Tratto dall’omonimo romanzo scritto da Warren Adler nel 1981, “La guerra dei Roses” è divenuto celebre per il grande pubblico grazie al successo cinematografico ottenuto con la pellicola del 1989, diretta da Danny de Vito con due protagonisti di rilievo, quali Michael Douglas e Kathleen Turner. La trasposizione teatrale di questa feroce guerra tra due partner, un tempo tanto innamorati, è stata scritta dallo stesso Warren, che vedeva nel teatro la location ideale per far prendere vita al suo romanzo.
La sapiente regia di Filippo Dini ha affiancato agli attori principali Ambra Angiolini (la signora Barbara Rose) e Matteo Cremon (il signor Jonathan Rose) i rispettivi avvocati divorzisti interpretati da Massimo Cagnina e Emanuela Guaiana, per una riduzione essenziale dei personaggi che permettesse al pubblico di focalizzare al massimo il leitmotiv dell’intera narrazione.
Ed è proprio questo fatto il pomo della discordia dell’intera vicenda, che sfocerà in una lotta terribile e straziante tra i due sposi, i quali spinti dai loro avvocati innescheranno un meccanismo offensivo di angherie reciproche sempre più gravi, come la distruzione da parte di Barbara dell’adorata Ferrari del marito. Jonathan, inizialmente il soggetto passivo del divorzio poiché ancora innamorato della moglie, la quale ormai lo detesta e non ne sopporta più nemmeno la vista, si lascia persino convincere dal suo rinomato avvocato a sabotarle un importante cena di lavoro.

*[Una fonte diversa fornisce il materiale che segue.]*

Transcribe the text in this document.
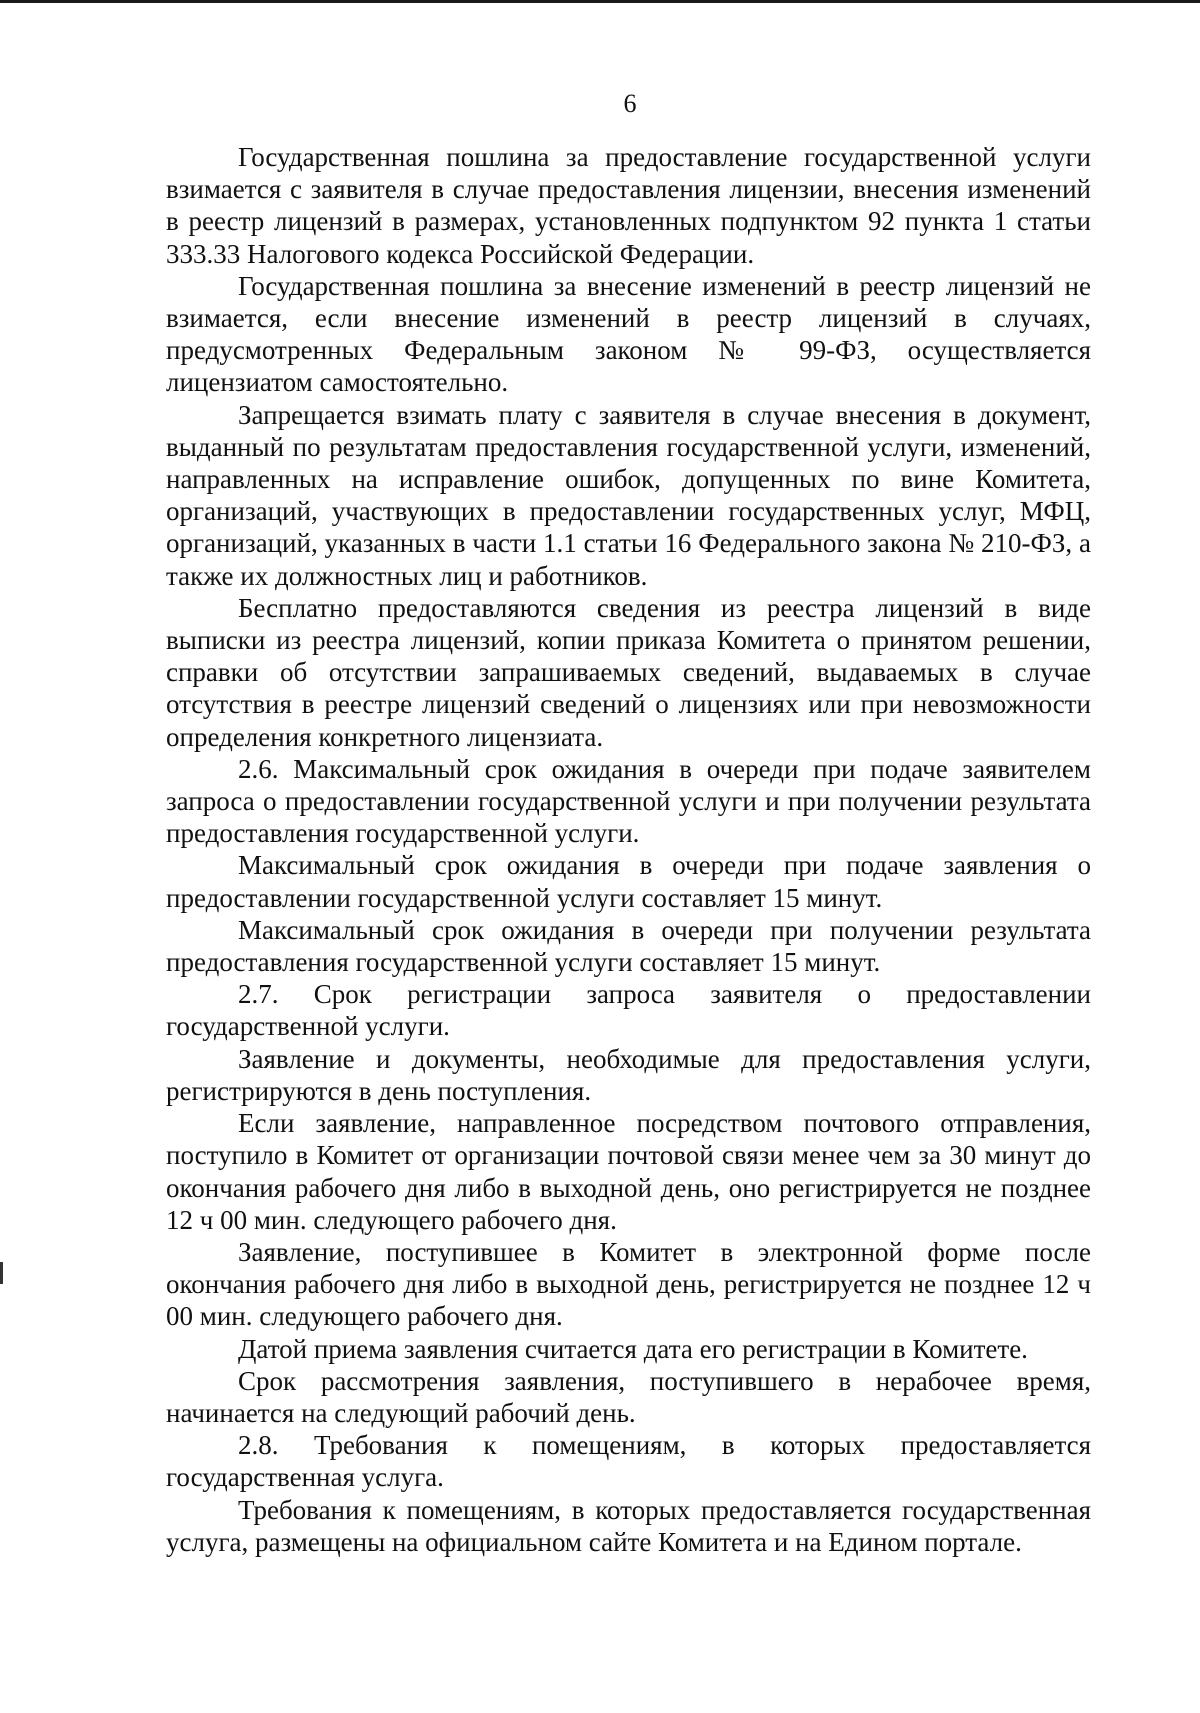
6

Государственная пошлина за предоставление государственной услуги взимается с заявителя в случае предоставления лицензии, внесения изменений в реестр лицензий в размерах, установленных подпунктом 92 пункта 1 статьи 333.33 Налогового кодекса Российской Федерации.

Государственная пошлина за внесение изменений в реестр лицензий не взимается, если внесение изменений в реестр лицензий в случаях, предусмотренных Федеральным законом № 99-ФЗ, осуществляется лицензиатом самостоятельно.

Запрещается взимать плату с заявителя в случае внесения в документ, выданный по результатам предоставления государственной услуги, изменений, направленных на исправление ошибок, допущенных по вине Комитета, организаций, участвующих в предоставлении государственных услуг, МФЦ, организаций, указанных в части 1.1 статьи 16 Федерального закона № 210-ФЗ, а также их должностных лиц и работников.

Бесплатно предоставляются сведения из реестра лицензий в виде выписки из реестра лицензий, копии приказа Комитета о принятом решении, справки об отсутствии запрашиваемых сведений, выдаваемых в случае отсутствия в реестре лицензий сведений о лицензиях или при невозможности определения конкретного лицензиата.

2.6. Максимальный срок ожидания в очереди при подаче заявителем запроса о предоставлении государственной услуги и при получении результата предоставления государственной услуги.

Максимальный срок ожидания в очереди при подаче заявления о предоставлении государственной услуги составляет 15 минут.

Максимальный срок ожидания в очереди при получении результата предоставления государственной услуги составляет 15 минут.

2.7. Срок регистрации запроса заявителя о предоставлении государственной услуги.

Заявление и документы, необходимые для предоставления услуги, регистрируются в день поступления.

Если заявление, направленное посредством почтового отправления, поступило в Комитет от организации почтовой связи менее чем за 30 минут до окончания рабочего дня либо в выходной день, оно регистрируется не позднее 12 ч 00 мин. следующего рабочего дня.

Заявление, поступившее в Комитет в электронной форме после окончания рабочего дня либо в выходной день, регистрируется не позднее 12 ч 00 мин. следующего рабочего дня.

Датой приема заявления считается дата его регистрации в Комитете.

Срок рассмотрения заявления, поступившего в нерабочее время, начинается на следующий рабочий день.

2.8. Требования к помещениям, в которых предоставляется государственная услуга.

Требования к помещениям, в которых предоставляется государственная услуга, размещены на официальном сайте Комитета и на Едином портале.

Ho apprezzato molto la scelta di distruggere gradualmente la scenografia, opera di Laura Benzi, come metafora della dissoluzione morale ed emotiva di una relazione ormai giunta al capolinea, per mostrare con cocente realismo come due persone che si sono molto amate possano invece giungere ad odiarsi e ferirsi con tanta crudeltà ed estremo distacco. Le luci di Pasquale Mari unitamente alle musiche di Arturo Annecchino, hanno contribuito notevolmente a caricare di pathos l’atmosfera di questa vera e propria guerra delle due Rose, infine un ringraziamento ad Alessandro Lai per i bellissimi e molteplici costumi di scena.

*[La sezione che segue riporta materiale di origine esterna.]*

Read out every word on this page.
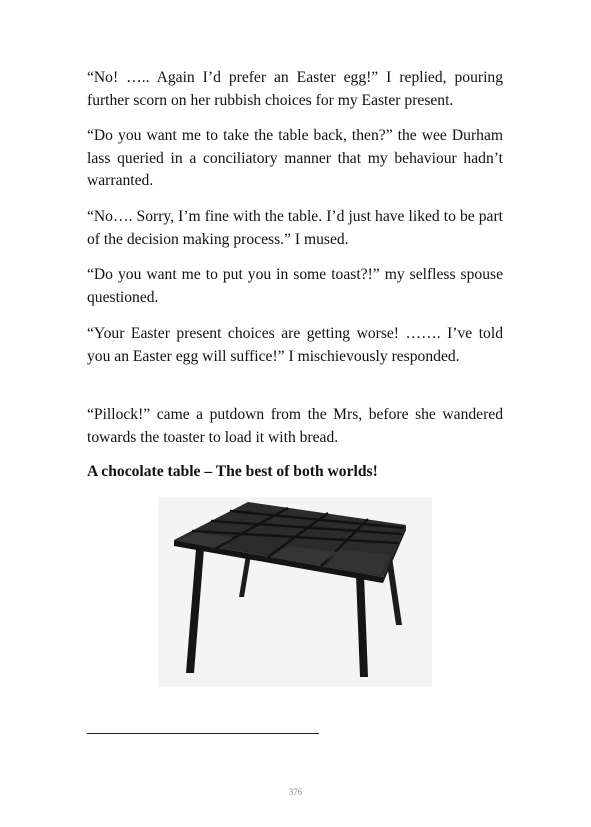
“No! ….. Again I’d prefer an Easter egg!” I replied, pouring further scorn on her rubbish choices for my Easter present.

“Do you want me to take the table back, then?” the wee Durham lass queried in a conciliatory manner that my behaviour hadn’t warranted.

“No…. Sorry, I’m fine with the table. I’d just have liked to be part of the decision making process.” I mused.

“Do you want me to put you in some toast?!” my selfless spouse questioned.

“Your Easter present choices are getting worse! ……. I’ve told you an Easter egg will suffice!” I mischievously responded.

“Pillock!” came a putdown from the Mrs, before she wandered towards the toaster to load it with bread.

A chocolate table – The best of both worlds!

376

Una commedia sagace e veritiera in cui lo spettatore si sente coinvolto e in parte può rivedere anche se stesso e la propria vicenda personale, interpretata brillantemente da un quartetto affiatato ed irriverente, in grado di far ridere e commuovere il pubblico allo stesso tempo, in soli 120 minuti di rappresentazione, pertanto non posso far a meno di promuovere questa prosa e consigliarne a tutti la visione.